Светлый фон

Не нашли пропавший спейсер и поисковики «Юрты ворона»: пространство вокруг омеги Гиппарха в пределах радарной видимости было пусто. Конечно, спейсер мог затеряться и на самой звезде, в ее пористом приповерхностном слое толщиной в несколько тысяч километров, но никакая из возможных причин внезапной посадки на звезду не могла помешать инку корабля оставить бакен на орбите или аварийный буй, или, в крайнем случае, послать короткое сообщение.

— Корабль исчез, — сказал Ратибор, стоя за креслом главного диспетчера в оперативном зале Управления; зал был достаточно велик, работало в нем около двух сотен человек — каждый со своим монитором связи и пси-вириалом контроля и управления, но тишина в нем стояла идеальная.

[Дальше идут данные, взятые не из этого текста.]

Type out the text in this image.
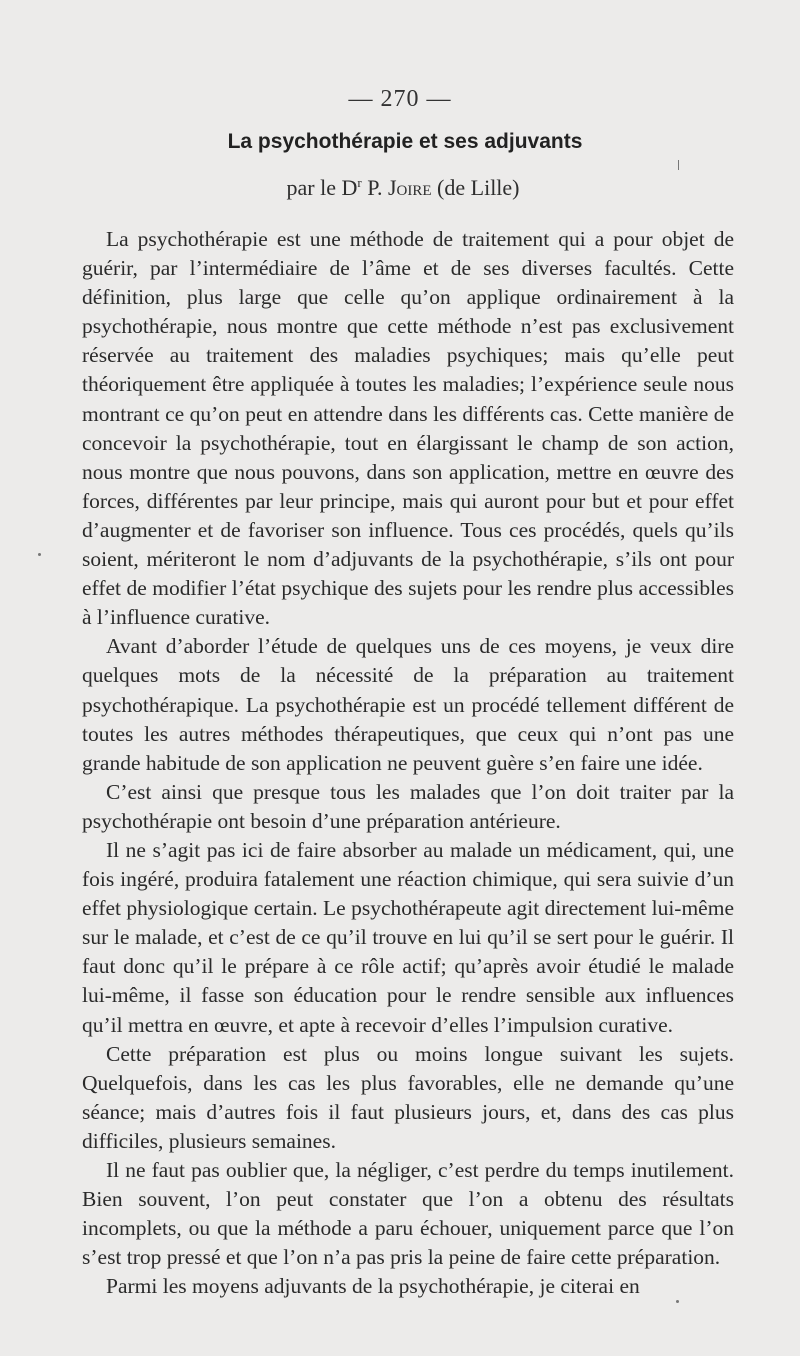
— 270 —
La psychothérapie et ses adjuvants
par le $D^r$ P. Joire (de Lille)

La psychothérapie est une méthode de traitement qui a pour objet de guérir, par l’intermédiaire de l’âme et de ses diverses facultés. Cette définition, plus large que celle qu’on applique ordinairement à la psychothérapie, nous montre que cette méthode n’est pas exclusivement réservée au traitement des maladies psychiques; mais qu’elle peut théoriquement être appliquée à toutes les maladies; l’expérience seule nous montrant ce qu’on peut en attendre dans les différents cas. Cette manière de concevoir la psychothérapie, tout en élargissant le champ de son action, nous montre que nous pouvons, dans son application, mettre en œuvre des forces, différentes par leur principe, mais qui auront pour but et pour effet d’augmenter et de favoriser son influence. Tous ces procédés, quels qu’ils soient, mériteront le nom d’adjuvants de la psychothérapie, s’ils ont pour effet de modifier l’état psychique des sujets pour les rendre plus accessibles à l’influence curative.

Avant d’aborder l’étude de quelques uns de ces moyens, je veux dire quelques mots de la nécessité de la préparation au traitement psychothérapique. La psychothérapie est un procédé tellement différent de toutes les autres méthodes thérapeutiques, que ceux qui n’ont pas une grande habitude de son application ne peuvent guère s’en faire une idée.

C’est ainsi que presque tous les malades que l’on doit traiter par la psychothérapie ont besoin d’une préparation antérieure.

Il ne s’agit pas ici de faire absorber au malade un médicament, qui, une fois ingéré, produira fatalement une réaction chimique, qui sera suivie d’un effet physiologique certain. Le psychothérapeute agit directement lui-même sur le malade, et c’est de ce qu’il trouve en lui qu’il se sert pour le guérir. Il faut donc qu’il le prépare à ce rôle actif; qu’après avoir étudié le malade lui-même, il fasse son éducation pour le rendre sensible aux influences qu’il mettra en œuvre, et apte à recevoir d’elles l’impulsion curative.

Cette préparation est plus ou moins longue suivant les sujets. Quelquefois, dans les cas les plus favorables, elle ne demande qu’une séance; mais d’autres fois il faut plusieurs jours, et, dans des cas plus difficiles, plusieurs semaines.

Il ne faut pas oublier que, la négliger, c’est perdre du temps inutilement. Bien souvent, l’on peut constater que l’on a obtenu des résultats incomplets, ou que la méthode a paru échouer, uniquement parce que l’on s’est trop pressé et que l’on n’a pas pris la peine de faire cette préparation.

Parmi les moyens adjuvants de la psychothérapie, je citerai en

— Корабль увели, — громыхнул подземным гулом голоса Железовский, не поворачивая головы; он стоял рядом.

— Гиро?

Комиссар промолчал, считая вопрос излишним. Эрнест Гиро шел первым в списке экзосенсов, оставленных Конструктором в Системе, и факт угона им спейсера погранслужбы, способного противостоять почти всем мыслимым космическим катаклизмам, наводил на невеселые размышления. До пуска тахис-конуса, который по расчетам мог «задавить» канал Большого Выстрела в «струну» и вывести его за пределы Галактики, оставалось уже меньше трех недель, и противники решения Совета безопасности, ратующие за «свободу Конструктора», перешли от слов к делу. Зачем им понадобился спейсер, можно было только догадываться.

— Какова там у них формулировка девиза? — Железовский имел в виду «Общество по спасению Конструктора»; старался говорить он как можно тише, но у него ето получалось плохо.

— «Да здравствует свобода негуманов от решений гуманоидов»! — процитировал Ратибор. — Иногда с добавкой «тупых».

Комиссар хмыкнул.

— Оригинально. Мы с тобой, значит, попадаем в разряд тупых. Я вижу, ты не возражаешь.

Ратибор помолчал, потом с неохотой проговорил:

— А какой смысл возражать? Апологеты «Общества» во многом правы, даже, пожалуй, правы в главном: запуская Т-конус, мы выходим за рамки закона о пределе допустимой обороны.

— Ну, уж простите, — оглянулся вдруг диспетчер, снимая с головы трилистник эмкана. — Что ж мы, по-вашему, должны сидеть, сложа руки, и ждать, пока БВ шарахнет по Системе? Что останется тогда от вашего «Общества»? От всех нас? Они что, совсем кретины, если не понимают такой очевидной вещи? — Диспетчер был молод и горяч, и формулировок не выбирал.

— Устами младенца… — пророкотал Железовский, не меняя позы. — Успокойся, Саша, ты прав. — Вздохнул. — Но и они правы тоже. Кто из нас способен найти или хотя бы увидеть ту грань, где мы должны остановиться, не преступая «роковой черты»? Увы, человек несовершенен… пока… и потому продолжает учиться на своих собственных ошибках. А что касается предела допустимой обороны… — Аристарх повернулся к Ратибору, глаза его блеснули острым холодом, — то я почему-то уверен, что мы его не превысим. Хотя и построим Т-конус.